Alpi sottosopra

Panorami montani del ventunesimo secolo

Incontri e convegni , Convegno

Incontro dibattito con Cristian Arnoldi autore di Tristi montagne. Guida ai malesseri alpini, lavoro che ha avuto l’importante funzione di dare un’immagine realistica delle persone e delle comunità che abitano le Alpi.

Introduce Massimo Libardi

Partendo dalle statistiche che descrivono una “triste montagna” fatta di suicidi, alcolismo endemico, depressioni e altri disagi talvolta nascosti, Arnoldi ha messo in luce il contrasto fra le immagini patinate delle Alpi e un vissuto montanaro tutt'altro che edulcorato. 

Ha soprattutto evidenziato i conflitti culturali che caratterizzano lo spazio alpino: il conflitto fra città e montagna, tradizione e musealizzazione, fantasia e disincanto, alta e bassa stagione, ambiente ostico promozione bucolica.

Messe una dopo l’altra, queste cronache costituiscono la guida a una montagna fatta di angosce e solitudini maturate per lo più dentro le mura domestiche e sepolte come segreti inconfessabili dentro i confini delle comunità e dei villaggi, mentre intorno frotte di villeggianti inseguono divertimenti, svaghi, relax, serenità e benessere.
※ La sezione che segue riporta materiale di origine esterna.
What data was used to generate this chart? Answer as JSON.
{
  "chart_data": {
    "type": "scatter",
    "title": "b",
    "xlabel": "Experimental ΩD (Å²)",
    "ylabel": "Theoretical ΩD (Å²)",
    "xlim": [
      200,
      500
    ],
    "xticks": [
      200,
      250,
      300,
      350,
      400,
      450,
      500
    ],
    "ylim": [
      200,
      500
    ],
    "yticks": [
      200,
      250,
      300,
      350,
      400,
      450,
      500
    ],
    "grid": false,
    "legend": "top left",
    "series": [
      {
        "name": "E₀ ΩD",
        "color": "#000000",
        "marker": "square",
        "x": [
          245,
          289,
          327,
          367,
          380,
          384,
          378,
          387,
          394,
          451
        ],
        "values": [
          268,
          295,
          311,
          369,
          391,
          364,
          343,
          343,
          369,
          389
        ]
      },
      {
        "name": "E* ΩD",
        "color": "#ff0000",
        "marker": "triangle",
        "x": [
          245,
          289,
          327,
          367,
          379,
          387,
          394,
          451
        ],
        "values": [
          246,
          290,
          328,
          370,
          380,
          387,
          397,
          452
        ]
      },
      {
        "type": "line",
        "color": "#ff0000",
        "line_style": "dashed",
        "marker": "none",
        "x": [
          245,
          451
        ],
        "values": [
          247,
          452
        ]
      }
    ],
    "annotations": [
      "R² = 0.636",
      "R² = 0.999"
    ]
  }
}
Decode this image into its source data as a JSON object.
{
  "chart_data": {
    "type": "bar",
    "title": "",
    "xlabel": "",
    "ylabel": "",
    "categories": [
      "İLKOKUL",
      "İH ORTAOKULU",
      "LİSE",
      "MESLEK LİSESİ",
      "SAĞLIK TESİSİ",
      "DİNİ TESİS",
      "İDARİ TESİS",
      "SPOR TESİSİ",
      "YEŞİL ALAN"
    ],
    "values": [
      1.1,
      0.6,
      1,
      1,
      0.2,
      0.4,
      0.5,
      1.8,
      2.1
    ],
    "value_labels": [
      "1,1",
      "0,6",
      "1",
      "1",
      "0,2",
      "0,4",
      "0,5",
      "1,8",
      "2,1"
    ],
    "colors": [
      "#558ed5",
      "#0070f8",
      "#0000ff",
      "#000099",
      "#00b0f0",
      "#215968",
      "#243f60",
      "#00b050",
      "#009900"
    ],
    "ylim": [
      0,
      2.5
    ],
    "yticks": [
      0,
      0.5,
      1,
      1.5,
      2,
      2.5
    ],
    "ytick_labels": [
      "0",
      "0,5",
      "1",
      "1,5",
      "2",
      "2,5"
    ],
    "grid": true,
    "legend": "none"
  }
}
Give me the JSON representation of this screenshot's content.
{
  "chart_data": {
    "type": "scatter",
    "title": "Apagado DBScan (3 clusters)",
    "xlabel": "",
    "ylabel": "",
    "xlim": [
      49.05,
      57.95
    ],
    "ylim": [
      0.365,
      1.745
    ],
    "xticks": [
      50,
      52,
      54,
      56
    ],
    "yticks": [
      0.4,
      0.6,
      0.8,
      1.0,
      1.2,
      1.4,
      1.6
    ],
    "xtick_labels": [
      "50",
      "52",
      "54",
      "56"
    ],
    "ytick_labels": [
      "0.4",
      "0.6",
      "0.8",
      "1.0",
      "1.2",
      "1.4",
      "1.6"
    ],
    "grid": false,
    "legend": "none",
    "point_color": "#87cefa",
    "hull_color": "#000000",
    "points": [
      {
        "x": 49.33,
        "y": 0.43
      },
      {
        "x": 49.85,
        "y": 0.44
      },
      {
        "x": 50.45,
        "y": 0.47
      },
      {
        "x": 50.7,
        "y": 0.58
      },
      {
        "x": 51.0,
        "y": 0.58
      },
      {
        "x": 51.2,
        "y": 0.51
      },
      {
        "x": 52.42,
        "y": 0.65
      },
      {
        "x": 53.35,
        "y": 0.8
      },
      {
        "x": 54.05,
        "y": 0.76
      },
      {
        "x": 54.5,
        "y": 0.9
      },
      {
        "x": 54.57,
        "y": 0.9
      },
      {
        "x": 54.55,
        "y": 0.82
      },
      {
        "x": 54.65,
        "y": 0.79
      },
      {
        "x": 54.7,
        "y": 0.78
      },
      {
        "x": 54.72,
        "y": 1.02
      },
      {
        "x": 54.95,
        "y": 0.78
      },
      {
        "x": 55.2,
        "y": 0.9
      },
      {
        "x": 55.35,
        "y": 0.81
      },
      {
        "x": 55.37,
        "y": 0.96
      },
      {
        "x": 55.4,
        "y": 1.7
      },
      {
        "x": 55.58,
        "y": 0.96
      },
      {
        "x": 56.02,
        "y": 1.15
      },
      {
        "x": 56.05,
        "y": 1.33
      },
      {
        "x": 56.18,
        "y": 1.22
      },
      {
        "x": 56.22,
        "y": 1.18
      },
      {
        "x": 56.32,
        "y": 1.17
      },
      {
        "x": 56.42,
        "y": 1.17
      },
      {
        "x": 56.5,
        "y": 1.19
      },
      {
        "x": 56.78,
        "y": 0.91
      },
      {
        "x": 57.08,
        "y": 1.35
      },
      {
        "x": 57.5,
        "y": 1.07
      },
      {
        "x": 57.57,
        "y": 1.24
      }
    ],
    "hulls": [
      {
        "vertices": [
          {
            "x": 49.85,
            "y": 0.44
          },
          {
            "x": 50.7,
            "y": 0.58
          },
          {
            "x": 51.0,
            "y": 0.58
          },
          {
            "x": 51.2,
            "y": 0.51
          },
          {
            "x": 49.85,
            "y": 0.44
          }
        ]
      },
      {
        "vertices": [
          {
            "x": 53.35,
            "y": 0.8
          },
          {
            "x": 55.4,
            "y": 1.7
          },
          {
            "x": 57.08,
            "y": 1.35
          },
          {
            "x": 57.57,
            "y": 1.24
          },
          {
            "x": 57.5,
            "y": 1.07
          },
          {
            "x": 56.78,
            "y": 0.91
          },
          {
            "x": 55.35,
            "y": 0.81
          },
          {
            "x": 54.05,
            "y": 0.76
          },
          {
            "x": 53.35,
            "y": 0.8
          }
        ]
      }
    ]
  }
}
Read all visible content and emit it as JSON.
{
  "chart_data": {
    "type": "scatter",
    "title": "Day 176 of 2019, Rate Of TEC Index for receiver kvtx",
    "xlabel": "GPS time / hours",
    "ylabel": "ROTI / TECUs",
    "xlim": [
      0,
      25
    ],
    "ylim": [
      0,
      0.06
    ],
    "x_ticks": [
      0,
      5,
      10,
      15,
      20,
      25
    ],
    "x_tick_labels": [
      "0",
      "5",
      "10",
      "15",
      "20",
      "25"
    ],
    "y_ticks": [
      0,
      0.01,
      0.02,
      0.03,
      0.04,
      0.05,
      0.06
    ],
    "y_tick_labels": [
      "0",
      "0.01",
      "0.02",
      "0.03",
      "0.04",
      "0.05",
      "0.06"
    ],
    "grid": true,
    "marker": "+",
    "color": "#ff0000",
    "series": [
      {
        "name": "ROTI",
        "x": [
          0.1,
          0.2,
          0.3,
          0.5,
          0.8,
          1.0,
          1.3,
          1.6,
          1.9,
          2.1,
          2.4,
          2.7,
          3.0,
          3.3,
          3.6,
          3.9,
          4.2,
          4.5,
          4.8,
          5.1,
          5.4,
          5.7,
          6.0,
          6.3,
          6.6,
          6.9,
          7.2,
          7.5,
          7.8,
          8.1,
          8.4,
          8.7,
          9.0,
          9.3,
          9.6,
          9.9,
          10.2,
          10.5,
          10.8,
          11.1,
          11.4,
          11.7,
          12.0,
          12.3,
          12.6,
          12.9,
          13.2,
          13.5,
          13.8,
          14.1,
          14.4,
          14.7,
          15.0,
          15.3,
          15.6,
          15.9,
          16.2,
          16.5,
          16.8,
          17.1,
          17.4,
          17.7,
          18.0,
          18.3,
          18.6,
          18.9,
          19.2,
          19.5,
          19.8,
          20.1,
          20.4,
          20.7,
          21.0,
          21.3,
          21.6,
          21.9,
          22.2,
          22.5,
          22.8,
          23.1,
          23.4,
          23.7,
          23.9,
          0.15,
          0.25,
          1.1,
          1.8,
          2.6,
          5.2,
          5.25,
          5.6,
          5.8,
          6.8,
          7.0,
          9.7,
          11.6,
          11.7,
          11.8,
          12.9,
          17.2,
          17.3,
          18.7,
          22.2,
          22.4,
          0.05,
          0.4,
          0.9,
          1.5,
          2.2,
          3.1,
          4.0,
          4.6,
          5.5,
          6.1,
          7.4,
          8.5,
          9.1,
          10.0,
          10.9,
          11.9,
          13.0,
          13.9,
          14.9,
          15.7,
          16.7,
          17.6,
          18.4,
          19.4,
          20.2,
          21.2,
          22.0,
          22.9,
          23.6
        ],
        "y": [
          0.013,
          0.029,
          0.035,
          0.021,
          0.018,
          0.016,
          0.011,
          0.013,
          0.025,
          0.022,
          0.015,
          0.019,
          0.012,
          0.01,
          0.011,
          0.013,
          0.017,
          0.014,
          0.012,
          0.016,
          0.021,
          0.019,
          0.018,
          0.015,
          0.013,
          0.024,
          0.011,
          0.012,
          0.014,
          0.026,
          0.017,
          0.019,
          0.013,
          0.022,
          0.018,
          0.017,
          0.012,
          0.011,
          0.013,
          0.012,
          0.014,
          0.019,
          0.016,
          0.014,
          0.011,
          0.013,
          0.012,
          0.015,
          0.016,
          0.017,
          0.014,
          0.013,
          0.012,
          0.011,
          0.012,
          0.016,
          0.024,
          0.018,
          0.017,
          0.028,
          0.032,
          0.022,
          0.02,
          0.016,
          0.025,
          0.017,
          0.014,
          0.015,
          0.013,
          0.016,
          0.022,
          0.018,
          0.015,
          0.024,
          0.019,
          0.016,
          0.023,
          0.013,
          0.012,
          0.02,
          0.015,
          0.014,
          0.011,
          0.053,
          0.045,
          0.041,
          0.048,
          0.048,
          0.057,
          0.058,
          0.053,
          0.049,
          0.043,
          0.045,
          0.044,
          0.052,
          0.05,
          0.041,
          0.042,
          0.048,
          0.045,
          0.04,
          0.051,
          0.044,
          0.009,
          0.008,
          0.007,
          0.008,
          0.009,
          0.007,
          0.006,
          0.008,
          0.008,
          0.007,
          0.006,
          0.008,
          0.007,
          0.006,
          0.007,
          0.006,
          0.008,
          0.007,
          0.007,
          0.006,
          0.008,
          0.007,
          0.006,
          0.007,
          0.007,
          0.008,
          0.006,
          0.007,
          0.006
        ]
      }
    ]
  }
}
Questo lato segreto e oscuro delle Alpi, troppo spesso taciuto – che contrasta con l’amenità dei prati e dei boschi, la graziosità dei villaggi, la timidezza dei montanari – svela l’estrema ambiguità e complessità della realtà alpina contemporanea, là dove si rileva l’esistenza di una struttura antropologica profonda che è l’intermittenza esistenziale, generatrice inarrestabile di tragici spaesamenti”

Ha scritto Giovanni Kezich, direttore del Museo degli usi e costumi della gente trentina: “La montagna, come luogo ideale, come coacervo complesso di attributi e di valori, è stata ‘immaginata’ ovvero costruita artificialmente ad opera dei ceti intellettuali cittadini quale scenario proprio dei valori che le sarebbero stati assegnati un po’ come si assegna una parte in una pantomima di paese: a te un cappello a larga falda, magari con la piuma o la penna, una pipa, l’alpenstock e sarai ‘il montanaro’ – eroe culturale portatore di valori sani, complice austero e benevolo del desiderio di schiere di cittadini di adire periodicamente alla montagna per tornare alle origini, rigenerarsi, ripulirsi, ritrovare se stessi...”.

Questa visione che destruttura l’immagine mitica della montagna felice e affronta i malesseri esistenziali dell’arco alpino, che mostra i doppi valori della montagna e della pianura non sempre coniugabili, è assolutamente necessaria se si vuole affrontare lucidamente, senza visioni preconcette il mondo della montagna e dei montanari del Ventunesimo secolo.
La colonizzazione metropolitana della montagna, iniziata attorno al Diciottesimo secolo con l’incontro tra cittadini, vette e montanari, ha trasformato le Alpi in uno dei più interessanti e contraddittori “iperluoghi” della modernità. Le valli, ormai da qualche decennio, si presentano come un territorio stratificato all’interno del quale convivono spazi molteplici, modalità di interazioni plurime, “realtà” differenti e interconnesse. Le dimensioni più evidenti sono: lo spazio delle comunità locali, il villaggio vacanze e lo spazio museo. In altri termini la montagna oggi è un luogo abitato da innumerevoli comunità, più o meno vitali, con regole, visioni del territorio, immaginari, ritmi e lingue specifiche; al tempo stesso è spazio di accoglienza, di ricerca di benessere, meta del relax, del divertimento e dello svago, degli sport estremi e dell’avventura. È anche il luogo della nostalgia, dell’esotico, del pittoresco, del bisogno di tradizione, della memoria, così come quello della natura selvaggia e dei parchi, cioè della natura da proteggere.
Questa stratificazione di spazi esistenziali permette alle Alpi di attrarre e di accogliere le più disparate richieste di riconoscimento e le più diverse aspirazioni identitarie; e di proporre agli abitanti e ai frequentatori-clienti-spettatori occasionali una molteplicità di stimoli, di esperienze e di stili di vita.
Christian Arnoldi, insegna Sociologia della comunicazione presso il Dipartimento di Psicologia e Scienze Cognitive di Rovereto (TN). Si occupa di produzione immaginaria e simbolica degli spazi esistenziali di vita quotidiana e turistici delle Alpi; della costruzione delle tradizioni e delle identità locali come attrazioni; di cultura turistica e dell’incontro tra autoctoni e allogeni. Tra le altre cose ha pubblicato “Tristi montagne. Guida ai malesseri alpini” (Priuli & Verlucca, 2009) e una serie di articoli su riviste scientifiche dedicati al turismo alpino.